On September 13, 2018, Swoope was waived by the Colts and was signed to the practice squad the next day. He was promoted back to the active roster on September 22, 2018. He was waived again on September 28, 2018 and re-signed to the practice squad. He was promoted back to the active roster on October 3, 2018. One day later, he scored his first touchdown since the 2016 season against the New England Patriots in a 38–24 loss on Thursday Night Football. On December 11, 2018, Swoope was waived by the Colts.

===New Orleans Saints===
On December 12, 2018, Swoope was claimed off waivers by the New Orleans Saints, only to be waived the next day after failing his physical.

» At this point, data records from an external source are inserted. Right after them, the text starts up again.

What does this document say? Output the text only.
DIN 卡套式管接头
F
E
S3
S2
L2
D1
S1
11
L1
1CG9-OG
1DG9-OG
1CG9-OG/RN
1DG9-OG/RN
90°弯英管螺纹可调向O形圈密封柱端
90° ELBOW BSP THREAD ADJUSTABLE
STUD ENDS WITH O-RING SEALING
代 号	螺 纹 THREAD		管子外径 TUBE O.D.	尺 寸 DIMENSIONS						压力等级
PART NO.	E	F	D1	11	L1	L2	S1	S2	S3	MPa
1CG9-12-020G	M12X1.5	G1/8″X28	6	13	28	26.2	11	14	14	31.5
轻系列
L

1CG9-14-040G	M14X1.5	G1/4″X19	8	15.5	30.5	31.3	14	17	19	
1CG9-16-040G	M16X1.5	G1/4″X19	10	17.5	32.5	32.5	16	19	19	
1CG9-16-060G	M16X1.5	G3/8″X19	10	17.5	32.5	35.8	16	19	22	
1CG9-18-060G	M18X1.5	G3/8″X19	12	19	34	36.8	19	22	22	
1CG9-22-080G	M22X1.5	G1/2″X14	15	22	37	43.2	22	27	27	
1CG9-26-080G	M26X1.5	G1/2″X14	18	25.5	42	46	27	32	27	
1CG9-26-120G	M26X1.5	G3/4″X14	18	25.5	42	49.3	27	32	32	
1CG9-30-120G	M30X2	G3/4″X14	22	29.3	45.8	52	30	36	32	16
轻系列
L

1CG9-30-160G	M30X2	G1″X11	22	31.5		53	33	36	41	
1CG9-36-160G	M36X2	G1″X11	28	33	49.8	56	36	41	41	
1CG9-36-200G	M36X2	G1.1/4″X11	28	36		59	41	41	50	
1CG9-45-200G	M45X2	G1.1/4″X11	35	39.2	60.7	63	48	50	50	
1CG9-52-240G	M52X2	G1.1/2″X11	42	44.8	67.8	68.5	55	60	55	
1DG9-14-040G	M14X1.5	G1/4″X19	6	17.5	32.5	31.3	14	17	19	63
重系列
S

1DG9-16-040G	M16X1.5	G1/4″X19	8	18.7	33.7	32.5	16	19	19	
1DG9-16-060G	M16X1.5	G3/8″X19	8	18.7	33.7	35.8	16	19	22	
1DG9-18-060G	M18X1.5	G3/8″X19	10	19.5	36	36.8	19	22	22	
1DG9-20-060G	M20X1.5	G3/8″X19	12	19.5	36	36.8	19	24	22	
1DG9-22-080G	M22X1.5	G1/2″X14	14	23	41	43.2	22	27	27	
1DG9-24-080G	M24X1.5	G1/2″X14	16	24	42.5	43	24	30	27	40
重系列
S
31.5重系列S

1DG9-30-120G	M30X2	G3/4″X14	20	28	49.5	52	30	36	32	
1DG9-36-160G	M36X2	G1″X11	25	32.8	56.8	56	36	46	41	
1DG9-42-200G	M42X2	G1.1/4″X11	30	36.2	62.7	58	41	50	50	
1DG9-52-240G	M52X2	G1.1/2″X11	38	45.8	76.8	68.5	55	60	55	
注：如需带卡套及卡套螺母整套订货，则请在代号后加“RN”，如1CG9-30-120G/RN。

===Indianapolis Colts (second stint)===
On December 26, 2018, Swoope was signed to the Indianapolis Colts practice squad.

===Oakland Raiders===
On May 21, 2019, Swoope signed with the Oakland Raiders. He was waived on July 30, 2019.

=== San Francisco 49ers ===
Swoope had a tryout with the San Francisco 49ers on August 23, 2020, and signed with the team two days later. He was waived on August 29.

==Career statistics==
===NFL===

| Season | Team | Games |  | Receiving |  |  |  |  | Rushing |  |  |  |  | Fumbles |  |
| GP | GS | Rec | Yds | Avg | Lng | TD | Att | Yds | Avg | Lng | TD | FUM | Lost |
| 2015 | IND | 1 | 0 | — | — | — | — | — | — | — | — | — | — | — | — |
| 2016 | IND | 16 | 4 | 15 | 297 | 19.8 | 45 | 1 | — | — | — | — | — | — | — |
| 2018 | IND | 7 | 2 | 8 | 87 | 10.9 | 26 | 3 | — | — | — | — | — | — | — |
| Career |  | 24 | 6 | 23 | 384 | 16.7 | 45 | 4 | — | — | — | — | — | — | — |

===College basketball===

| Year | Team | GP | GS | MPG | FG% | 3P% | FT% | RPG | APG | SPG | BPG | PPG |
|---|---|---|---|---|---|---|---|---|---|---|---|---|
| 2010–11 | Miami | 29 | 9 | 6.5 | .440 | .000 | .600 | 1.0 | .1 | .4 | .06 | 1.4 |
| 2011–12 | Miami | 23 | 8 | 11.7 | .500 | .000 | .471 | 1.7 | .3 | .4 | .4 | 2.3 |
| 2012–13 | Miami | 27 | 0 | 6.0 | .643 | 1.000 | .316 | 1.2 | .1 | .1 | .07 | 1.6 |
| 2013–14 | Miami | 31 | 10 | 18.4 | .514 | .143 | .672 | 2.7 | .5 | 0.3 | .3 | 5.0 |
| Career Archived March 22, 2016, at the Wayback Machine |  | 110 | 27 | 10.8 | .519 | .200 | .577 | 1.7 | .3 | .3 | .2 | 2.6 |

==Personal life==
Swoope is the son of Denise and Gerald Swoope. He has a brother named Devin Swoope.